Ah, les voyages. Tout le monde en rêve. Quitter son petit patelin paumé, prendre un sac et s'en aller par mont et par vaux, découvrir de nouveaux endroits, cultures et nourritures. Hélas, beaucoup de gens oublient que voyager, lorsqu’on ne fait pas son touriste, consiste aussi à avancer de nuit (et vous savez à quel point la nuit est terrifiante en dehors des lumières de la ville ? Allez y un jour. Vous comprendrez), dans le froid, sous la pluie, à la merci des bêtes sauvages, et surtout, SURTOUT, à affronter les endroits de merde.
Comme les marais. Ou les forêts d'arbres denses, pointus, presque sans feuillages, menaçant comme des dingues pointées vers le ciel, et insultants tels de majestueux doigts d'honneurs dressés à la face du voyageur qui essaye de se repérer. Et la forêt dans laquelle se trouvait Grayle était une de ces saloperies même pas vertes capables de transformer le plus fanatique des écolos en industriel convaincu.

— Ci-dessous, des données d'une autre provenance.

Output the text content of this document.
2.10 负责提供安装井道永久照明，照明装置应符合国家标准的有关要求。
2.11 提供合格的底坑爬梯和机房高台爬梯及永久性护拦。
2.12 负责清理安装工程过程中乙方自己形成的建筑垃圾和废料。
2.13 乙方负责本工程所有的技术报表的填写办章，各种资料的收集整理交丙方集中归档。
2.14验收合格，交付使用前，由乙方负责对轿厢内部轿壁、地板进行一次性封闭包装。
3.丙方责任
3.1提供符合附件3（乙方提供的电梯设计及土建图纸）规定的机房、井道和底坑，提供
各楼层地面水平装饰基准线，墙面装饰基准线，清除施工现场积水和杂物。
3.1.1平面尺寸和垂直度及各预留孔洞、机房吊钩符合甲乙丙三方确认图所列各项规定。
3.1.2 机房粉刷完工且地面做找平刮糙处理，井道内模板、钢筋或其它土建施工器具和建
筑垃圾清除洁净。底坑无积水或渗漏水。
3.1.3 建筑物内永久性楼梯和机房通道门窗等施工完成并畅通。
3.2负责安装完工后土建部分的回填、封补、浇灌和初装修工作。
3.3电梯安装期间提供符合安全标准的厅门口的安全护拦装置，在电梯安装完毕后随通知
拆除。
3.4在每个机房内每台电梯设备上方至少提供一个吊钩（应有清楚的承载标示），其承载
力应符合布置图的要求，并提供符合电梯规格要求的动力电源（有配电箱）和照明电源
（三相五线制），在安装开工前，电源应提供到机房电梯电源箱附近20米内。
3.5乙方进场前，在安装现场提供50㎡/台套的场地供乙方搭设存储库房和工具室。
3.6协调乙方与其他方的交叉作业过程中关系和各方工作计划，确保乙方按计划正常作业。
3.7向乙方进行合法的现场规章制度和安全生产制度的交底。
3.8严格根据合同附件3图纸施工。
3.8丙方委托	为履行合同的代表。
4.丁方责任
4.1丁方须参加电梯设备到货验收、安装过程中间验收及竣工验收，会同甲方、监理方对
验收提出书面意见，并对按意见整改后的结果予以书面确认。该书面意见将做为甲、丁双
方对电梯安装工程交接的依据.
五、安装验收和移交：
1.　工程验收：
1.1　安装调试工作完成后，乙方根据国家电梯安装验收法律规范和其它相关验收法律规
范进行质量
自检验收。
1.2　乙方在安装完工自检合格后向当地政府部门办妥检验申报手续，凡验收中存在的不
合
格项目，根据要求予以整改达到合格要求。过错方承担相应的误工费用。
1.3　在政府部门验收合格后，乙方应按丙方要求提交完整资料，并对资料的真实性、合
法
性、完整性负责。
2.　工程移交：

* Je te bétonnerais tout ça * pensa Grayle en délogeant son pied d'une racine, avant de lancer un regard furieux à l'arbre responsable de sa quasi-chute. * Ouais, je brûlerai toute cette forêt et j'en ferais un parking. Avec une autoroute. Et un centre commercial. * Le pérégrin était d'humeur massacrante. Il savait à quoi étaient dues ces sautes d'humeur : la forêt. Elle émettait une aura malsaine, une atmosphère pesante, et le pérégrin avait toujours été incapable de résister aux influences mentales extérieures. Il essayait de se calmer intérieurement, mais la solitude ajouté au froid n'aidait pas.
L'illumination vint de la flamme trouble et éloignée d'un feu de camp. Désormais intéressé, le pérégrin s'avança, sac sur le dos, dagues à portée, au cas où... Grayle avait déjà eu son lot de mauvaises rencontres. Agile comme une panthère, il s'approcha à portée de vue...

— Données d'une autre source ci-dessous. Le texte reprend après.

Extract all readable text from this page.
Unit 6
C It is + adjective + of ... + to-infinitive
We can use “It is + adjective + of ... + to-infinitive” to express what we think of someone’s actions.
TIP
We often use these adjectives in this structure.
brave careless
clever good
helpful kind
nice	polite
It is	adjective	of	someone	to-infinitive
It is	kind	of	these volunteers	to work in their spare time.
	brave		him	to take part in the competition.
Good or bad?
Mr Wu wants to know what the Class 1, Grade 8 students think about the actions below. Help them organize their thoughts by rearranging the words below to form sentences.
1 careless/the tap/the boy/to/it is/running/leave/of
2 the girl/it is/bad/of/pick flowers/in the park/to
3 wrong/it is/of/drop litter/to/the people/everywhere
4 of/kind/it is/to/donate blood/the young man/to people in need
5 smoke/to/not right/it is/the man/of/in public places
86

... eeeeeet c'est une mauvaise rencontre. Naturellement. 3 hommes armés autour d'un feu, une tenace odeur de sang sur leurs vêtements, des mines patibulaires, et.... ooh... une jolie fille saucissonnée à un arbre. Les longs cheveux blonds de la pauvre cachaient son visage, baissé vers le sol. Evanouie ? Il resta ainsi, caché dans l'ombre...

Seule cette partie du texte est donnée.